Specification#

All data is stored following the NCore data specification. If modules use a different convention internally, the conversion should be done within the module, and output data should be converted back to this convention.

Coordinate Systems and Transformations#

There are several coordinate systems that are used in practice - NCore uses the following conventions.

Transformations between Coordinate Systems#

All relative transformations are stored in the form of homogeneous 4x4 \(SE(3)\) matrices, where the top left 3x3 elements represent a rotation matrix \(\mathbf{R}\) and the first three rows of the last column denote a translation \(\mathbf{t}\) in the metric units of the sequence. They are denoted using the identifier T_a_b representing \(T_a^b\), which corresponds to the transformation matrix that maps the points from the coordinate system \(a\) to the coordinate system \(b\).

For instance, a point \(\mathbf{p}_a\) in coordinate system \(a\) can be transformed to point \(\mathbf{p}_b\) as

\[\mathbf{p}_b = \mathbf{R}_a^b \, \mathbf{p}_a + \mathbf{t}_a^b\]

Transformations are chained together by matrix multiplication. For example, given the transformations \(T_a^b\) and \(T_b^c\), the transformation from \(a\) to \(c\) is obtained as

\[T_a^c = T_b^c \, T_a^b\]

Pose Graph Representation#

NCore represents all spatial relationships in a pose graph – a tree of named coordinate frames connected by rigid transformations. Nodes represent coordinate frames and edges represent \(SE(3)\) transformations between them. The graph forms a tree (no cycles), enabling unambiguous traversal between any pair of frames by composing transformations along the unique connecting path. Edges can be traversed in either direction via \(SE(3)\) inverse.

Edges are either static or dynamic:

Static edges are time-invariant 4x4 \(SE(3)\) matrices. These represent relationships that do not change over time, such as sensor extrinsic calibrations (e.g., T_camera_rig), or the mapping between local and global world frames (T_world_world_global).
Dynamic edges are time-dependent trajectories – sequences of \(SE(3)\) matrices with associated timestamps. They can be interpolated to arbitrary timestamps using SLERP for the rotation component and linear interpolation for translation. The ego-vehicle trajectory (e.g., T_rig_world) is a typical dynamic edge.

A typical pose graph for an AV recording has the following structure:

../_images/pose_graph.svg — Example pose graph for a vehicle with an articulated trailer. Dashed edges are static (time-invariant) transforms; bold edges are dynamic (time-dependent) trajectories.#

The well-known coordinate frames are:

rig – the vehicle / robot body frame (see below)
world – a sequence-local reference frame (see below)
world_global – the earth-centered-earth-fixed (ECEF) global frame
Sensor frames – named by their sensor ID (e.g., camera_front_wide_120fov)

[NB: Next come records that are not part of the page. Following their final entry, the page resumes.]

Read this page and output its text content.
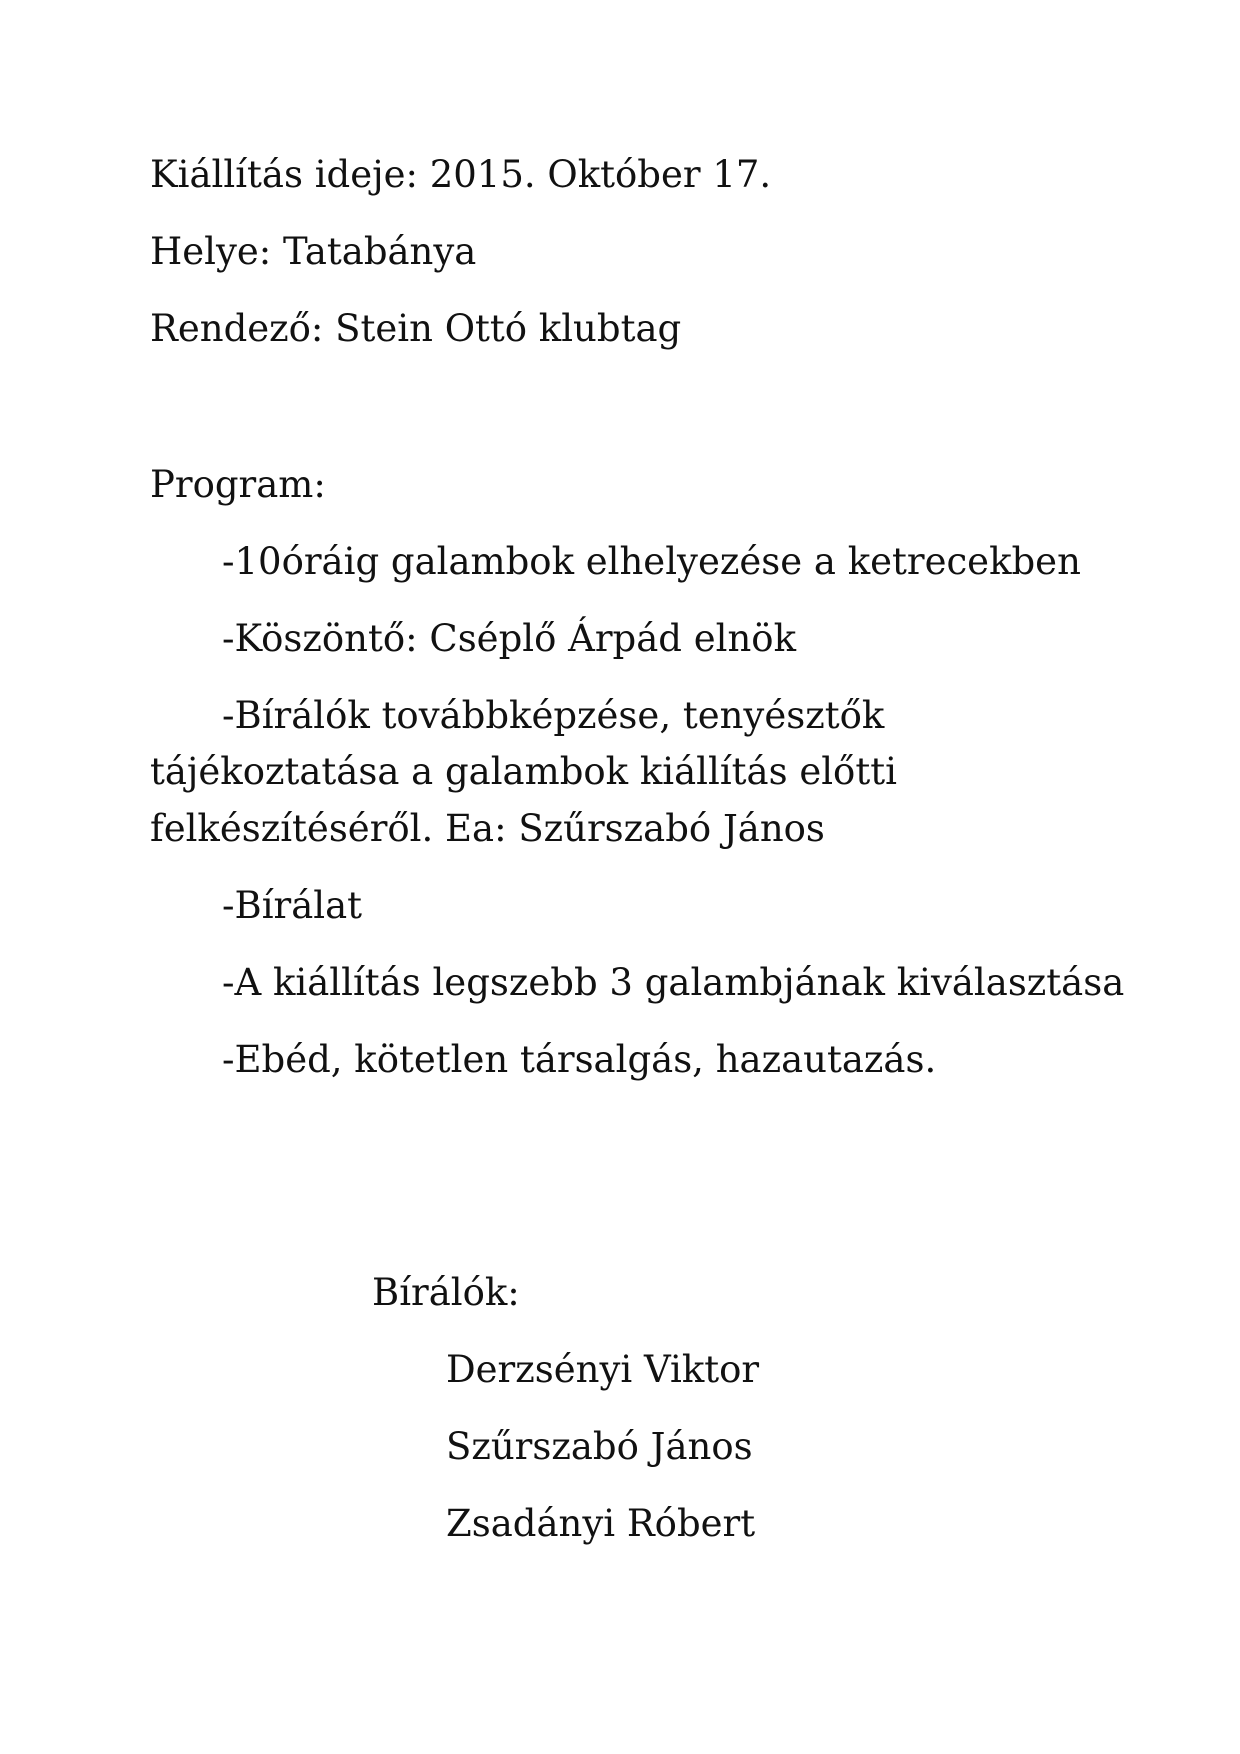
Kiállítás ideje: 2015. Október 17.

Helye: Tatabánya

Rendező: Stein Ottó klubtag

Program:

-10óráig galambok elhelyezése a ketrecekben

-Köszöntő: Cséplő Árpád elnök

-Bírálók továbbképzése, tenyésztők

tájékoztatása a galambok kiállítás előtti

felkészítéséről. Ea: Szűrszabó János

-Bírálat

-A kiállítás legszebb 3 galambjának kiválasztása

-Ebéd, kötetlen társalgás, hazautazás.

Bírálók:

Derzsényi Viktor

Szűrszabó János

Zsadányi Róbert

World / Global Coordinate Frame#

The position and orientation of the ego frame, as well as other objects in the scene, can be expressed in the earth-centered-earth-fixed (ECEF) world_global coordinate system in the form of high-precision \(SE(3)\) matrices. To avoid very large local coordinates and numerical precision issues, NCore uses a local world coordinate system where one usually stores the first pose of the ego frame in the sequence to an identity matrix and express all other poses relative to it. The conversion between the local world and world_global reference frames is known as T_world_world_global.

Rig Coordinate Frame#

A vehicle / robot-local rig coordinate system is defined as a right-handed coordinate system with the x-axis pointing to the front of the car, y is pointing left, and z up. The origin of the coordinate system is located in the middle of the rear axis on the nominal ground.

A time-dependent trajectory of the ego frame is expressed as T_rig_world. This can be interpolated to obtain smooth transformations for the start and end timestamps for each sensor frame (e.g., the start- and end-times of a rolling-shutter camera frame / spinning lidar frame).

Camera and Image Coordinate System#

Both extrinsic camera and intrinsic image coordinate systems are right-handed coordinate systems. The axes of the extrinsic camera coordinate system are defined such that the camera’s principal axis is along the +z axis, the x-axis points to the right, and the y-axis points down. The principal point corresponds to the optical center of the camera.

The image coordinate system is defined such that the u-axis points to the right and the v-axis down. The origin of the image coordinate system is in the top left corner of the image, and the units are pixels. Continuous pixel coordinates start with [0.0, 0.0] at the top-left corner of the top-left pixel in the image, i.e., both the u and v coordinates of the first pixel span the range [0.0, 1.0].

Sensor Models#

NCore supports multiple sensor models for camera and lidar intrinsics and distortion parameters. For the full list of supported models, mathematical specifications, and parameter descriptions, see Sensor Models.